Beni immobili e quote societarie per un valore complessivo di oltre 10 milioni di euro, sequestrati nel 2003 e confiscati nel 2009, vengono restituiti ai legittimi proprietari dopo che la Corte d’appello di Bari ha revocato il decreto di confisca emesso dalla sezione misure di prevenzione del Tribunale di Bari. La sentenza d’appello, che ha capovolto quella di rigetto della revoca della confisca emessa dal Tribunale nel 2022, è diventata definitiva dopo che la Cassazione ha ritenuto inammissibile il ricorso del procuratore generale. I beni erano di proprietà di Mario Coluccia, di 58 anni, del quale si sono perse le tracce nell’aprile 2003, all’epoca ritenuto vicino al gruppo criminale che fa capo alla famiglia Fornelli.
Tra i beni che stanno per essere restituiti alla moglie Nicoletta Fornelli, curatrice dello scomparso Coluccia, vi sono sette appartamenti a Bari in via Amendola e in via Fanelli, sette locali commerciali a Bari e Foggia, tra cui un capannone industriale, due ville nel complesso residenziale di Rosa Marina nel Brindisino, due palazzine a Casamassima e un appartamento a Lecce.
Secondo il ricorso presentato dal legale di Nicoletta Fornelli, l’avvocato Francesco Racanelli, e accolto dai giudici di secondo grado, l’annullamento della misura personale dell’obbligo di soggiorno e della confisca va riconosciuto perché Coluccia, in quanto scomparso, non ha mai ricevuto la notifica di alcun atto, non ha mai potuto difendersi e dunque non si può procedere nei confronti di un soggetto che risulta essere inesistente.
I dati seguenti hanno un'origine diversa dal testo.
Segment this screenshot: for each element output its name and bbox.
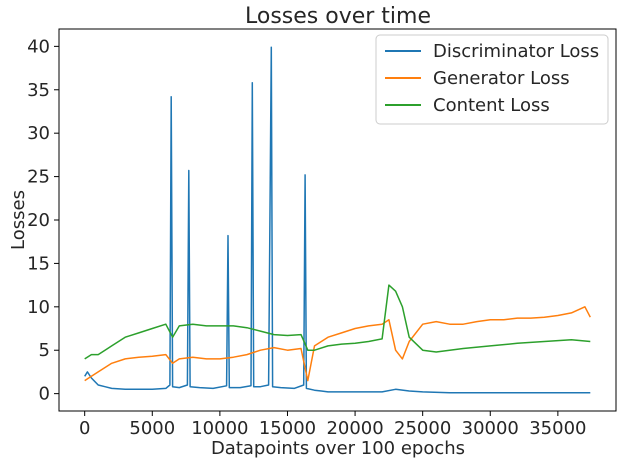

L’illegittimità del provvedimento di confisca, quindi, è ‘ab origine’ perché né il provvedimento di sequestro preventivo del novembre 2003 (emesso sette mesi dopo la scomparsa) né la confisca del novembre 2009 sono stati notificati all’interessato per il quale è in corso la dichiarazione di morte presunta. Questo errore logico ha viziato l’intero provvedimento di confisca che è stato ritenuto dai giudici “illegittimo ab origine”.
La moglie del Coluccia, quale curatrice del marito, aveva chiesto prima la revoca della misura di prevenzione personale della sorveglianza speciale che era stata irrogata al marito nel 2003 nonostante la sua assenza e, una volta revocata la misura personale, ha chiesto e ottenuto l’annullamento della confisca. Alla richiesta dell’avvocato Racanelli si era opposto il sostituto procuratore generale Giannicola Sinisi, ma alla fine del processo la Corte d’Appello (presidente Vittorio Gaeta, a latere Giuseppe Dibisceglia e Maria Grazia Caserta) ha accolto l’istanza di revoca della confisca. I componenti della famiglia Fornelli, nel 2000, a conclusione di indagini disposte dalla Dda, furono accusati di associazione mafiosa con la finalità di imporre videogames contraffatti nelle sale da gioco. Da questa accusa furono assolti nel 2011.